White House Communications Director Anthony Scaramucci speaks during an on air interview at the White House in Washington, July 26, 2017.

The rifts inside President Donald Trump's White House were on startling display on, as his new communications director urged Trump's chief of staff to state publicly that he does not leak information to the media.

Anthony Scaramucci, a New York financier who last week became the White House communications chief, also compared his relationship with Trump's chief of staff, Reince Priebus, to a pair of brothers from the Bible, one of whom killed the other.

Scaramucci said last week he and Priebus were friends and "a little bit like brothers, where we rough each other up once in a while, which is totally normal for brothers."

On Thursday, Scaramucci said in an interview with CNN: "When I said we were brothers from the podium, that's because we're rough on each other. Some brothers are like Cain and Abel. Other brothers can fight with each other and get along. I don't know if this is repairable or not. That will be up to the president."

Scaramucci appeared to suggest in a Twitter post late on Wednesday that Priebus may have had a hand in what Scaramucci described as a "leak" of his official financial disclosure documents to the U.S. news organization Politico.

Politico said the information was not a leak but was publicly accessible.

"When I put out a tweet and I put Reince's name in a tweet, they're all making the assumption that it's him because journalists know who the leakers are," Scaramucci told CNN on Thursday.

"So if Reince wants to explain he's not a leaker, let him do that," Scaramucci added.

Scaramucci had written earlier on Twitter: "In light of the leak of my financial disclosure info which is a felony.
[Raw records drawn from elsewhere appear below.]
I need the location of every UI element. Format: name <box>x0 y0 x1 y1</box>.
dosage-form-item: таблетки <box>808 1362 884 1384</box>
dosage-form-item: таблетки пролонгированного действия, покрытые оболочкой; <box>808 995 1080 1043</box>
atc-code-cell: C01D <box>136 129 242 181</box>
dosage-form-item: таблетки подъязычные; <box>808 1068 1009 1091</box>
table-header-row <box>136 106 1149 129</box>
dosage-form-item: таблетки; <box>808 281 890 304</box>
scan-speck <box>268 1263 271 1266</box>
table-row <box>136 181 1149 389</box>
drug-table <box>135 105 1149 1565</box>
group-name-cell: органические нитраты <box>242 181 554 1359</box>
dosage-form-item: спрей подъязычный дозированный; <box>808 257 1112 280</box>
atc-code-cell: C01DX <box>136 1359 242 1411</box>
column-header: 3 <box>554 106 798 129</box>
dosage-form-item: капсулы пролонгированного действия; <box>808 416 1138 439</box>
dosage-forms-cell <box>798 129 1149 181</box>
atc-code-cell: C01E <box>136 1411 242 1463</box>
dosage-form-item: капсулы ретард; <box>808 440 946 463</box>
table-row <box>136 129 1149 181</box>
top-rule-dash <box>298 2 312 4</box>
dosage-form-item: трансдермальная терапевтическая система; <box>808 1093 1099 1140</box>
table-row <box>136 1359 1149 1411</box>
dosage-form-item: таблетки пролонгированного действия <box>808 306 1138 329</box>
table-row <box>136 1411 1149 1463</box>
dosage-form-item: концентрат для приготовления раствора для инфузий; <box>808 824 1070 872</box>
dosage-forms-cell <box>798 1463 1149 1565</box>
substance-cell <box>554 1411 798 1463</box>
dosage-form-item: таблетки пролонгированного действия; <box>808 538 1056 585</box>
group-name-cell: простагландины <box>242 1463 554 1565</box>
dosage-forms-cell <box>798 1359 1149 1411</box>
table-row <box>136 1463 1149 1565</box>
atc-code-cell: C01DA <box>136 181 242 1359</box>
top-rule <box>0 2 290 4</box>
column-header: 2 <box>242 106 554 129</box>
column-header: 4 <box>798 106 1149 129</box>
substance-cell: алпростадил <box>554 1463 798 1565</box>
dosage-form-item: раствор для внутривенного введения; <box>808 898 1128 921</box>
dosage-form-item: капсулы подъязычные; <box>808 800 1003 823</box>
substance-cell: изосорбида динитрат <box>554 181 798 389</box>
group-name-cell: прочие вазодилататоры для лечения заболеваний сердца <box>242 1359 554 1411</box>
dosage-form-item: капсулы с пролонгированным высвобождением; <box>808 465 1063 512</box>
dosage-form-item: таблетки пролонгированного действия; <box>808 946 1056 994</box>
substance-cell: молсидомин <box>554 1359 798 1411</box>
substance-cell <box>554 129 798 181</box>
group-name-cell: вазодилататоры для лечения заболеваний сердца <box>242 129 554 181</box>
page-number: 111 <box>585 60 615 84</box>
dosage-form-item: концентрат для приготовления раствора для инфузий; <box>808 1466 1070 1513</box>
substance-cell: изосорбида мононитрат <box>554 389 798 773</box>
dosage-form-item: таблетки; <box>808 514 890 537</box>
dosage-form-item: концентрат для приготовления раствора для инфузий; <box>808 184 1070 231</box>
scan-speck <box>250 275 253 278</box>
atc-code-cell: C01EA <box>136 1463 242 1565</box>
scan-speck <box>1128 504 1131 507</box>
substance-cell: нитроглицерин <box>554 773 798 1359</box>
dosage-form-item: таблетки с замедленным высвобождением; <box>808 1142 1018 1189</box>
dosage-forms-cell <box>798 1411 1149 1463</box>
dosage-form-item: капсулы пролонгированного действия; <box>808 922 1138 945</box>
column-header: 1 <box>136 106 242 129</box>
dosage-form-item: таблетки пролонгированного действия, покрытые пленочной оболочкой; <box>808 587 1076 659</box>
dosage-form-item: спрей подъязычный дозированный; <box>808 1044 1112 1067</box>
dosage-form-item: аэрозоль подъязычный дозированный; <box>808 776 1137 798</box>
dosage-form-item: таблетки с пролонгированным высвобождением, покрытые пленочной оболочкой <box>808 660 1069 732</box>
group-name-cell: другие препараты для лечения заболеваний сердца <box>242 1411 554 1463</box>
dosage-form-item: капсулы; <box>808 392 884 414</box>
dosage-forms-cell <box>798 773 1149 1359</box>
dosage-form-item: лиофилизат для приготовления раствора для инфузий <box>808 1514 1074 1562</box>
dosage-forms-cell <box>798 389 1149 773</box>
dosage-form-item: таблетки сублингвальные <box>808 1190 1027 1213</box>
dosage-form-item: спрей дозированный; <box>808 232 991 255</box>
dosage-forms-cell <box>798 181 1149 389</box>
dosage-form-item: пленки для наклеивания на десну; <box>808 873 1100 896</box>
I will be contacting @FBI and the @TheJusticeDept #swamp @Reince45."

Scaramucci's comments illustrated an ongoing power struggle at the highest levels of Trump's staff as the Republican president faces investigations into his election campaign's connections with Russia and with Trump yet to win congressional approval for any major legislation.

Republican U.S. House of Representatives Speaker Paul Ryan defended Priebus after Scaramucci's comments.

"Reince is doing a fantastic job at the White House and I believe he has the president's confidence. If those two gentlemen have differences my advice would be to sit down and settle your differences," Ryan said at a news conference.